Com histórico consolidado na política local, Miguelito construiu sua carreira no Legislativo municipal, onde exerceu nove mandatos de vereador e chegou à presidência da Câmara em três ocasiões. Ao longo desse período, esteve à frente de momentos importantes da organização administrativa da Casa, além de participar de articulações políticas relevantes para o funcionamento do parlamento.
Entre os marcos de sua atuação está a participação no processo que resultou na estruturação da atual sede da Câmara Municipal, considerada uma das principais mudanças institucionais do Legislativo marabaense nas últimas décadas.
Além da atuação no parlamento, Miguelito também integrou o Executivo municipal. Passou pela Secretaria de Desenvolvimento Urbano, acompanhando demandas relacionadas ao crescimento da cidade, e posteriormente pela área da Saúde, setor estratégico e frequentemente desafiador na gestão pública.

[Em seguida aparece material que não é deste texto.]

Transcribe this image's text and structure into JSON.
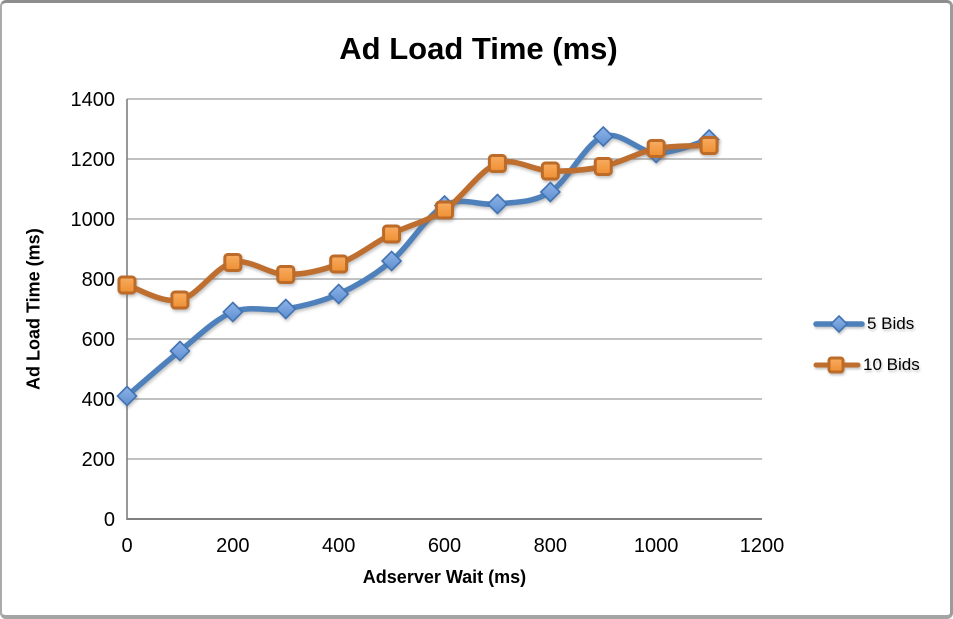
{
  "window": {
    "background": "#ffffff",
    "border_color": "#9b9b9b"
  },
  "chart_data": {
    "type": "line",
    "title": "Ad Load Time (ms)",
    "xlabel": "Adserver Wait (ms)",
    "ylabel": "Ad Load Time (ms)",
    "x": [
      0,
      100,
      200,
      300,
      400,
      500,
      600,
      700,
      800,
      900,
      1000,
      1100
    ],
    "series": [
      {
        "name": "5 Bids",
        "marker": "diamond",
        "line_color": "#4E81BC",
        "marker_fill_top": "#8FB4E8",
        "marker_fill_bottom": "#5E8FD0",
        "marker_stroke": "#4273B2",
        "values": [
          410,
          560,
          690,
          700,
          750,
          860,
          1045,
          1050,
          1090,
          1275,
          1220,
          1265
        ]
      },
      {
        "name": "10 Bids",
        "marker": "square",
        "line_color": "#BE6E2E",
        "marker_fill_top": "#F8AC60",
        "marker_fill_bottom": "#EE8F33",
        "marker_stroke": "#BC6B28",
        "values": [
          780,
          730,
          855,
          815,
          850,
          950,
          1030,
          1185,
          1160,
          1175,
          1235,
          1245
        ]
      }
    ],
    "xlim": [
      0,
      1200
    ],
    "ylim": [
      0,
      1400
    ],
    "x_ticks": [
      0,
      200,
      400,
      600,
      800,
      1000,
      1200
    ],
    "y_ticks": [
      0,
      200,
      400,
      600,
      800,
      1000,
      1200,
      1400
    ],
    "grid": "horizontal",
    "smooth": true,
    "legend_position": "right",
    "gridline_color": "#9c9c9c",
    "axis_color": "#7f7f7f",
    "text_color": "#000000"
  }
}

A pré-candidatura surge em um contexto em que lideranças locais discutem a importância de ampliar a representação de Marabá em Brasília. A possibilidade de um deputado federal com origem no município é vista por diferentes grupos como uma oportunidade de fortalecer a defesa de interesses regionais, especialmente em áreas como infraestrutura, saúde e desenvolvimento urbano.
Dentro do PDT, Miguelito passa a integrar o grupo de nomes que devem disputar espaço na Câmara dos Deputados em 2026, levando como principal bandeira a experiência acumulada na política local e o vínculo direto com a realidade da população marabaense.
Nos bastidores, a movimentação é acompanhada com expectativa. A eventual candidatura coloca em pauta não apenas um retorno ao processo eleitoral, mas a tentativa de projetar uma liderança local para o cenário nacional — em um momento em que a discussão sobre representatividade regional ganha força no debate político.